Leur superbe presta­tion achevée, on file faire une pause dehors pour se restau­r­er. Bon, étant don­né que le DGTL est un fes­ti­val qui pro­pose une nour­ri­t­ure 100% veg­an et qu’on est de vrais “meat lovers”, on ne va pas vous men­tir, on n’a pas trou­vé notre bon­heur sur ce point-là. Du coup on a expéri­men­té une monodiète d’un régime de bananes, au moins on a large­ment rem­pli le quo­ta des 5 fruits par jour et on se dit que c’est déjà ça. Mais trêve de plaisan­ter­ies, on retourne sur le dance­floor de la Mod­u­lar, Tom Tra­go ter­mine son set sur le morceau très dansant “Stand On The World” de The Jou­bert Stingers remixé par Lar­ry Lev­an, avant de laiss­er sa place à Lau­rent Gar­nier. Par où com­mencer ? On pour­rait par­ler longtemps de l’histoire racon­tée par Gar­nier au cours de son set, quand bien même fut-il court (un peu plus de deux heures, c’est-à-dire le min­i­mum syn­di­cal pour lui), qui nous a tenu en haleine tout le long de sa presta­tion. Dès son intro, avec l’unreleased “The Leonodis Strings” de Hiroshi Watan­abe, très instru­men­tale, le DJ Français nous plonge dans une sorte de court-métrage épique. Son set prend ensuite des sonorités plus tech­no, bien plus men­tales, qui attein­dront son parox­ysme sur “Thread” de James Welsh revu par Radio Slave, un bijou de remix signé par le patron de Rekids.

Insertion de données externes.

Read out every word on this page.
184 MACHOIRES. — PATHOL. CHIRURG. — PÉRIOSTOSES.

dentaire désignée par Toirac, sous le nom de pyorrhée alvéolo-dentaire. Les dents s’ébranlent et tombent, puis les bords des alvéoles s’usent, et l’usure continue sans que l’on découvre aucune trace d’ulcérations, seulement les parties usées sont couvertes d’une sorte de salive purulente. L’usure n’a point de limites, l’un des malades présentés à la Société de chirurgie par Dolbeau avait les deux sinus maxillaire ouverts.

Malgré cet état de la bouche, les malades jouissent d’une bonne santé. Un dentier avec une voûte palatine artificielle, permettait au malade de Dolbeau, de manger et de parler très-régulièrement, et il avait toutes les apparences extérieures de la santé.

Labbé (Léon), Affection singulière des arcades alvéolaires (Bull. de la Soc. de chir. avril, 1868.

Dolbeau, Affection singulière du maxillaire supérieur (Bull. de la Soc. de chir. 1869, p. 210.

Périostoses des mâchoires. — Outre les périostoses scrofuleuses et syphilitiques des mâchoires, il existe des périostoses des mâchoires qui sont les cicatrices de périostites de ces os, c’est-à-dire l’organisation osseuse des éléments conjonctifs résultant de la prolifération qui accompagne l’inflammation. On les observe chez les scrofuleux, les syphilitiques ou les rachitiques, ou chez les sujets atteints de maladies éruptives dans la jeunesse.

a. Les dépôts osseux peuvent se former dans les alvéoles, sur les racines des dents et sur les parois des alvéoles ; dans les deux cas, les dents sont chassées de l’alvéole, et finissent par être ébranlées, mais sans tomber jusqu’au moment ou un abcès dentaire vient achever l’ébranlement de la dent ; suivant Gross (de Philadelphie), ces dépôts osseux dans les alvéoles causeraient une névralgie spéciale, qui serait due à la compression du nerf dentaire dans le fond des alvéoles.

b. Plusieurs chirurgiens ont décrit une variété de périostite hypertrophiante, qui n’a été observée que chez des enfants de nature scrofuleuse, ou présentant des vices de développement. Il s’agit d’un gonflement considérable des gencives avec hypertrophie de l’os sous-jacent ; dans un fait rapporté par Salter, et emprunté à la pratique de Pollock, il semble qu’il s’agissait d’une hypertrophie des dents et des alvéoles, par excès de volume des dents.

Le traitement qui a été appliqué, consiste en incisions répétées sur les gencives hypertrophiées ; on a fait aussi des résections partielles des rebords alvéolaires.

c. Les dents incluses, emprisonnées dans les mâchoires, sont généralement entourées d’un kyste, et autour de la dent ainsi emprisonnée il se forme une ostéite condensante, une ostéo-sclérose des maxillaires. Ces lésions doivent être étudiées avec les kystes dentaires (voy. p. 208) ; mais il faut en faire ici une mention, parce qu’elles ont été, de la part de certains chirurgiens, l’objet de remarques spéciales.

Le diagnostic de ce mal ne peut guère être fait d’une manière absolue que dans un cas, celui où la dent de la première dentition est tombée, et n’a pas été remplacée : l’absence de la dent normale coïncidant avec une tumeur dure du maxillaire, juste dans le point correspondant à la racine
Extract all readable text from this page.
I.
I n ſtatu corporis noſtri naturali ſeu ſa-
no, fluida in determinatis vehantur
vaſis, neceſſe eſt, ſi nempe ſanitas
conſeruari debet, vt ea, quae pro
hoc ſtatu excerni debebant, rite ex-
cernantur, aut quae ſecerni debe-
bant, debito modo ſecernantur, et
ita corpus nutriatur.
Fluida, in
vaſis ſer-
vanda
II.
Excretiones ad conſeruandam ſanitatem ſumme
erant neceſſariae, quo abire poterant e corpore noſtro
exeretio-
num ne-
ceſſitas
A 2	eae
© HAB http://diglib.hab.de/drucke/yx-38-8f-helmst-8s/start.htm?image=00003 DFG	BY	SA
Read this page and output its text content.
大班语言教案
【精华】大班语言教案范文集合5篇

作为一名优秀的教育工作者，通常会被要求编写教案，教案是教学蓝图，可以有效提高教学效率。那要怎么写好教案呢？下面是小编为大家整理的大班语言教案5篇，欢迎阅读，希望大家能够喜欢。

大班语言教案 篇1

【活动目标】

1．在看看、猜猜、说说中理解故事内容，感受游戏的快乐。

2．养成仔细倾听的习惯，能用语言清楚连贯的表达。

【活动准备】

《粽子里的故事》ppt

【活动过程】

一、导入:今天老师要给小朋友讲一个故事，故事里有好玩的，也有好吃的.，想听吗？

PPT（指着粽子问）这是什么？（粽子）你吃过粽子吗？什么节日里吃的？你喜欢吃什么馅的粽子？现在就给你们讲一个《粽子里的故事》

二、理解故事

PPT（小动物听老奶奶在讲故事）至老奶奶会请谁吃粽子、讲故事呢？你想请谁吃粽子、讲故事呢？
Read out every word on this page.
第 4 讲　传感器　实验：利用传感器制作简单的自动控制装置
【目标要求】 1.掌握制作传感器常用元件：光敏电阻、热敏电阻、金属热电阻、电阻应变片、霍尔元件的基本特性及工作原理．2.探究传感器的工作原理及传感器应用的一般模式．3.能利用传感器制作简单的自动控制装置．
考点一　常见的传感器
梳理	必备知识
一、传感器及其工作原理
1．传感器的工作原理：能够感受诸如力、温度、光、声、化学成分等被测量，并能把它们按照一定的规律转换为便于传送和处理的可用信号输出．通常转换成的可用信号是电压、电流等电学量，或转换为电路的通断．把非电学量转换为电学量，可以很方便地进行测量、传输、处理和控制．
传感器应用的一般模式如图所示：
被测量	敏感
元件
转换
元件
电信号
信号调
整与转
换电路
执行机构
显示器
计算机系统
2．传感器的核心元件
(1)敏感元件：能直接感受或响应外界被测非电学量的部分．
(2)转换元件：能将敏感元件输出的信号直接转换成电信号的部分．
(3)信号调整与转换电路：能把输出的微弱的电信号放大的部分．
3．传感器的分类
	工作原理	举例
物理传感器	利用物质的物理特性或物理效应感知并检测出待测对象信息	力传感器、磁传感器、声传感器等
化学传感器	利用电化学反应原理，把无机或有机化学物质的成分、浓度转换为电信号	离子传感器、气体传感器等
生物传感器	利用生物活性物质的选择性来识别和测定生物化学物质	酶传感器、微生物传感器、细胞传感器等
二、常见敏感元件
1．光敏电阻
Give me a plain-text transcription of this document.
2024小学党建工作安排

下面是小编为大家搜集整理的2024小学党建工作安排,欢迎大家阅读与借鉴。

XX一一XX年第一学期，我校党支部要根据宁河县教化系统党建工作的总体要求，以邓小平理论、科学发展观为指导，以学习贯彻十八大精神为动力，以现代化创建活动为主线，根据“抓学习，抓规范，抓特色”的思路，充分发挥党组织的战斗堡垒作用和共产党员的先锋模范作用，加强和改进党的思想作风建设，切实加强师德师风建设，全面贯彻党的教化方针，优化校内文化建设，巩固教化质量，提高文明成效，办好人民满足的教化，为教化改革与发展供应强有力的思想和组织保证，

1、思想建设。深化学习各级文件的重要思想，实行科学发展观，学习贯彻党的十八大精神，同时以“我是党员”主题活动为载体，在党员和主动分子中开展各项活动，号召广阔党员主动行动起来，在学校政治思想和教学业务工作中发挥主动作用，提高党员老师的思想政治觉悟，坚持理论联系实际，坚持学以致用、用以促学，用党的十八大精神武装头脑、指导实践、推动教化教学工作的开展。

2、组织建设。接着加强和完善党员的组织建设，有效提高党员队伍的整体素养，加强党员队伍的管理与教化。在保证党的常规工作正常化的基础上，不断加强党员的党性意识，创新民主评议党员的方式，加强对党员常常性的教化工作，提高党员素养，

Alter­nant pas­sages tech­no et house, il redescen­dra ensuite vers des sonorités plus douces, tein­tées de mélodies, à l’image d’”Odysseus” d’Oniris, un superbe morceau sor­tant bien­tôt sur Astrop­o­lis Records. Et même, par­fois groovy, comme sur ce magis­tral édit d’”I Feel Love” de Don­na Sum­mer et Gior­gio Moroder, un morceau mythique, mag­ique, qui nous a sus­pendu dans l’espace et a arrêté le cours du temps à Ams­ter­dam l’espace de quelques instants. “I Feel Love”, voilà un titre qui pour­rait être l’hymne du DGTL, tant l’on ressent de fer­veur, de pas­sion, d’amour pour la musique, aus­si bien dans la foule qu’auprès du crew du fes­ti­val.

Finis­sant sur “The Road” de Kölsch, Lau­rent Gar­nier parachève un superbe set et passe le relai à Maceo Plex sur un vieux morceau de 1993, “Grav­i­ta­tion­al Arch Of 10” de Vapour­space. Si le DJ d’origine Cubaine pour­suit d’abord en douceur, il révélera petit à petit le côté plus dark de son alias Maetrik. Mais le patron du label Ellum reste tou­jours néan­moins dans son thème mélodique de prédilec­tion, en témoignent pas mal de morceaux unre­leased dis­til­lés tout le long de son set, à l’image de son édit du “Blade Run­ner (Repli­cant Mix)” de Remake ou encore son remix de “The Con­dos” d’Iron Cur­tain qui fer­ont chavir­er nos oreilles de bon­heur. Enfin, comme un sym­bole, Maceo Plex ter­min­era en apothéose sur “Echo Drop” de Taiko et son vocal “keep the love”. Keep the love, voilà un beau mes­sage que l’on pour­rait adress­er au DGTL pour les années et les édi­tions à venir, que ce soit à Ams­ter­dam, Barcelone, San­ti­a­go ou Sao Paulo.